L’Europe face au bras de fer commercial de Trump : l’option de la riposte économique se précise
La menace de nouveaux droits de douane américains contre plusieurs pays européens marque une escalade inédite des tensions transatlantiques. En réponse, Paris pousse désormais Bruxelles à sortir de sa réserve habituelle et à activer un outil encore jamais utilisé : l’instrument anti-coercition de l’Union européenne.
Pensé comme un bouclier contre les pressions économiques à visée politique, ce mécanisme permettrait à l’UE de frapper là où ça fait mal : restrictions d’importations, exclusion de marchés publics européens, gel de certains investissements étrangers. Une réponse graduée, mais potentiellement lourde de conséquences pour les relations commerciales avec les États-Unis.
Un signal politique fort
Pour Emmanuel Macron, l’enjeu dépasse largement la question des taxes douanières. Il s’agit de défendre la souveraineté européenne face à ce que Paris considère comme une tentative d’intimidation liée à des désaccords géopolitiques, notamment autour du Groenland.
« L’Europe ne peut pas céder au chantage », résume un diplomate européen.
Une unité européenne encore fragile
Si Ursula von der Leyen appelle à une réponse « unie et déterminée », l’activation de l’instrument anti-coercition nécessite une majorité qualifiée des États membres.
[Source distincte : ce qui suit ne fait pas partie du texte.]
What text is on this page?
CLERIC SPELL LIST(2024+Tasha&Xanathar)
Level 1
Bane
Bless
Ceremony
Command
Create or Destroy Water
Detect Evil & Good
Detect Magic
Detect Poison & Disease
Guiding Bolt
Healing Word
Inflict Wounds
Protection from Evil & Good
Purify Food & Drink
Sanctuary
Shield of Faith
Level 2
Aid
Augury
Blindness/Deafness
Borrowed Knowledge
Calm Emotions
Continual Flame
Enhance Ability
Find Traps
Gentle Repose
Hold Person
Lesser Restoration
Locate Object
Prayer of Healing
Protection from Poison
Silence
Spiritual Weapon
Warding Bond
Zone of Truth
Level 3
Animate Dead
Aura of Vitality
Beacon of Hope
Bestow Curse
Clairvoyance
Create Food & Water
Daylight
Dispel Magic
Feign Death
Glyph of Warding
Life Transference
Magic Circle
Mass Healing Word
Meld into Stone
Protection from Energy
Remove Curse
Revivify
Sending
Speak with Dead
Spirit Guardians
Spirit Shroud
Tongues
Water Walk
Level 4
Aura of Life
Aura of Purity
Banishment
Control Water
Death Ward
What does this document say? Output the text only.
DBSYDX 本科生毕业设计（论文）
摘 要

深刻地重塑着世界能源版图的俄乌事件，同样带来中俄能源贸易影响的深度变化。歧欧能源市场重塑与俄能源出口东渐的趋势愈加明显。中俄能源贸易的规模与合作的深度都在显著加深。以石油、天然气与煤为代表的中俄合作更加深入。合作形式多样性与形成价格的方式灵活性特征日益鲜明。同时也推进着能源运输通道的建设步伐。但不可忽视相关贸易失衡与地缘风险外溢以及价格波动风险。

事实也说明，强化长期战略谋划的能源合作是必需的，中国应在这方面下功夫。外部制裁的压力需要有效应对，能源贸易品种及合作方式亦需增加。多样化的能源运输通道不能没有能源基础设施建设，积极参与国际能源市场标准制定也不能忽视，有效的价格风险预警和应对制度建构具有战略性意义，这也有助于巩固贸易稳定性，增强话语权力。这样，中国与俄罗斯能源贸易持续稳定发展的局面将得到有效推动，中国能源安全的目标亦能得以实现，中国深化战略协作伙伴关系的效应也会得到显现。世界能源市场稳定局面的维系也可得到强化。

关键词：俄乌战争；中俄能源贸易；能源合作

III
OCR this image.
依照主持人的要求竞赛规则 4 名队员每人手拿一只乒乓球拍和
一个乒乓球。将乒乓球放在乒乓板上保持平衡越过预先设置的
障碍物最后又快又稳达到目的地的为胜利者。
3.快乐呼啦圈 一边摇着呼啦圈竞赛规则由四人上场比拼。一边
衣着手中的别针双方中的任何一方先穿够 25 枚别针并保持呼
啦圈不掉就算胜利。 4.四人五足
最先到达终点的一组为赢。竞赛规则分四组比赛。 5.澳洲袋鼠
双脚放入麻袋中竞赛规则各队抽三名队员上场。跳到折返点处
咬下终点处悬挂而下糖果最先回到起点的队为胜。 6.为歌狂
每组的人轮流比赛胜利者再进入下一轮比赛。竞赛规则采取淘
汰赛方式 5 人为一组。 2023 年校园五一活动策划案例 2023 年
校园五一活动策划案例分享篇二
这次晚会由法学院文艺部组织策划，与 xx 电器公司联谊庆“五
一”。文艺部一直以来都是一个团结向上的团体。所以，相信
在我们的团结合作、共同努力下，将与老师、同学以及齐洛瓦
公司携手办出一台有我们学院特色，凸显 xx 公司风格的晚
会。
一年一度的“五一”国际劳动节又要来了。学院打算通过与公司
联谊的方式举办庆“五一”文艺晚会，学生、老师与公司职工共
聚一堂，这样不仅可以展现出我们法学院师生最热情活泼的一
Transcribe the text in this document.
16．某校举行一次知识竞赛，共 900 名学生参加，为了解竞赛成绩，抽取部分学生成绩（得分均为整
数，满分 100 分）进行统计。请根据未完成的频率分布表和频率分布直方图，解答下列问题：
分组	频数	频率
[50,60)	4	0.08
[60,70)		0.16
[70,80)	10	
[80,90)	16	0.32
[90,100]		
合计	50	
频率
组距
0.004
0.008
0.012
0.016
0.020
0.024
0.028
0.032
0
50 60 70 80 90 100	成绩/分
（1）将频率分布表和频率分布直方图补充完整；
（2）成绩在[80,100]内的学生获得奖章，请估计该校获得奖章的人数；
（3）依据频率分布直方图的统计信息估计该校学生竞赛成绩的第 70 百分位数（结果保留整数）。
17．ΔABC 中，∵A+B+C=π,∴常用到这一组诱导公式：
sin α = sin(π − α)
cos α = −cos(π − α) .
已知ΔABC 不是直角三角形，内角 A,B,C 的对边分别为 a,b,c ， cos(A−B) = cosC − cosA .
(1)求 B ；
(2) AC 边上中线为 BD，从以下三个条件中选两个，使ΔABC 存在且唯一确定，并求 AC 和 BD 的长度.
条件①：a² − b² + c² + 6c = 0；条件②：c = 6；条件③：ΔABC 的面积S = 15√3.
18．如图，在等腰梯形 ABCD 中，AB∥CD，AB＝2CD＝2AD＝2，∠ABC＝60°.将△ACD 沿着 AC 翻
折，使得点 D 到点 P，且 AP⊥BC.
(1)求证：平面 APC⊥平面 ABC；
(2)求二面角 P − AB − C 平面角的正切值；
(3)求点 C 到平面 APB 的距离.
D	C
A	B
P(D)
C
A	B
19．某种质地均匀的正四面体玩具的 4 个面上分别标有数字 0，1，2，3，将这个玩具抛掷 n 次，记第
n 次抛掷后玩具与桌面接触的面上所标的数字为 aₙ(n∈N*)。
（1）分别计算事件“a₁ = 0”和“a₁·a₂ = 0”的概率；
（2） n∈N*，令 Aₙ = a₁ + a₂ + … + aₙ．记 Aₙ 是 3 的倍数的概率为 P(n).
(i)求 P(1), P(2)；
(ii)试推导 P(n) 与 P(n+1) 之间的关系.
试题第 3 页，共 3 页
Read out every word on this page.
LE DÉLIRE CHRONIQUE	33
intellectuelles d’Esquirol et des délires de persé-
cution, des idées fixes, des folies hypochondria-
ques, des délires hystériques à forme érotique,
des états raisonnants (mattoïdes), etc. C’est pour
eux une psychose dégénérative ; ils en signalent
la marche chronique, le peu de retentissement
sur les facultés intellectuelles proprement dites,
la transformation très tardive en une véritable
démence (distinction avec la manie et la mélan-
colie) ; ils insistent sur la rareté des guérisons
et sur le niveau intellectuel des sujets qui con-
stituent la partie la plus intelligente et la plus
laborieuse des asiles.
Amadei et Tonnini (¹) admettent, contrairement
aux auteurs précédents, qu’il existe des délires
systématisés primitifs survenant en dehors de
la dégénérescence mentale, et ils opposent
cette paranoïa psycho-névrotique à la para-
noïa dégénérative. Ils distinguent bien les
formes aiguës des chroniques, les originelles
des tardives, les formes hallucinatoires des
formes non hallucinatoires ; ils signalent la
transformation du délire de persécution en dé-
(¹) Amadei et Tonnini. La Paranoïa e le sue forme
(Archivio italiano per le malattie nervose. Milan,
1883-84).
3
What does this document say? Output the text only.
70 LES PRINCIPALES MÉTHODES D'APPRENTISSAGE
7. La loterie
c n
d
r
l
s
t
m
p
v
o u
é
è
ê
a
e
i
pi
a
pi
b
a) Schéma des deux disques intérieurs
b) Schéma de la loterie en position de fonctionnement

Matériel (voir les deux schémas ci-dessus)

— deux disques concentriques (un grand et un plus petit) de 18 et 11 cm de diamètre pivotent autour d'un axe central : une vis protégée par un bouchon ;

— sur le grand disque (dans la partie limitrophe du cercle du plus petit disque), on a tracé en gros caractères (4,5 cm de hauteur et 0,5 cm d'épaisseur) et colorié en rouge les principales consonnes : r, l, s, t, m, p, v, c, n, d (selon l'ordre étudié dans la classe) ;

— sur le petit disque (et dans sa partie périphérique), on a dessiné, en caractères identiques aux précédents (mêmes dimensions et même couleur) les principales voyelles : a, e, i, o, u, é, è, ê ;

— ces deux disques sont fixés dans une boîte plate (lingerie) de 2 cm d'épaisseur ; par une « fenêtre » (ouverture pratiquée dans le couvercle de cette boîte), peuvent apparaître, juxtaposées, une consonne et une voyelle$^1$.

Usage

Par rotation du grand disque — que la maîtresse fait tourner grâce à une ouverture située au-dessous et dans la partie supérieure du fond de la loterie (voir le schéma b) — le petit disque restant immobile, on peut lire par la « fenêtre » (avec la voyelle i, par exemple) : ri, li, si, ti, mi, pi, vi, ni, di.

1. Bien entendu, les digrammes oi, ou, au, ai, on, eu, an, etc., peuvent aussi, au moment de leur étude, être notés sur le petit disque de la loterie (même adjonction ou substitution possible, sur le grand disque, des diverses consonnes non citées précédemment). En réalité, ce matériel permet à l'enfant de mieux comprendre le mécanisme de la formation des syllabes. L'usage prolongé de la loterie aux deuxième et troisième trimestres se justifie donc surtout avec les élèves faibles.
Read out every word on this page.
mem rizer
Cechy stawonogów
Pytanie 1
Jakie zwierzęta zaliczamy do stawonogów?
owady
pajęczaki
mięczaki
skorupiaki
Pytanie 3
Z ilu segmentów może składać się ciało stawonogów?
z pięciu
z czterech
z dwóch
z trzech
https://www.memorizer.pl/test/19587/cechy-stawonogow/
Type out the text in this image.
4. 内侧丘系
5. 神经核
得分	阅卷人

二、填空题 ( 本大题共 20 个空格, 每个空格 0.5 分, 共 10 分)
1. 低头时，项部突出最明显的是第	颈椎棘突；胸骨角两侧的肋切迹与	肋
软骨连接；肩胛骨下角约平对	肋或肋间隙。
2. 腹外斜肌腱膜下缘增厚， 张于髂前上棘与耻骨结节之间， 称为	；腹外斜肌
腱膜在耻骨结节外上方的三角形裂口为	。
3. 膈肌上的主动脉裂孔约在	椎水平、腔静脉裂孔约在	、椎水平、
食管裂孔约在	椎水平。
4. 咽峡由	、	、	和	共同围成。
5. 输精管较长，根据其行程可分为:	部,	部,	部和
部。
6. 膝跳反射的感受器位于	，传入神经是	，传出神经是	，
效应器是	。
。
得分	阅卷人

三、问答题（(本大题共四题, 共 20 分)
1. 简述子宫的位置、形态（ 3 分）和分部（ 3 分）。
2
Certains pays, plus dépendants du commerce avec les États-Unis, restent prudents et redoutent une spirale de représailles.
Un précédent lourd de conséquences
Jamais utilisé depuis sa création, cet instrument constituerait un tournant stratégique pour l’UE : passer d’une puissance commerciale souvent défensive à un acteur capable de riposter frontalement.
Mais il ouvrirait aussi une période d’incertitude, dans un contexte mondial déjà marqué par le retour des guerres commerciales et la remise en cause du multilatéralisme.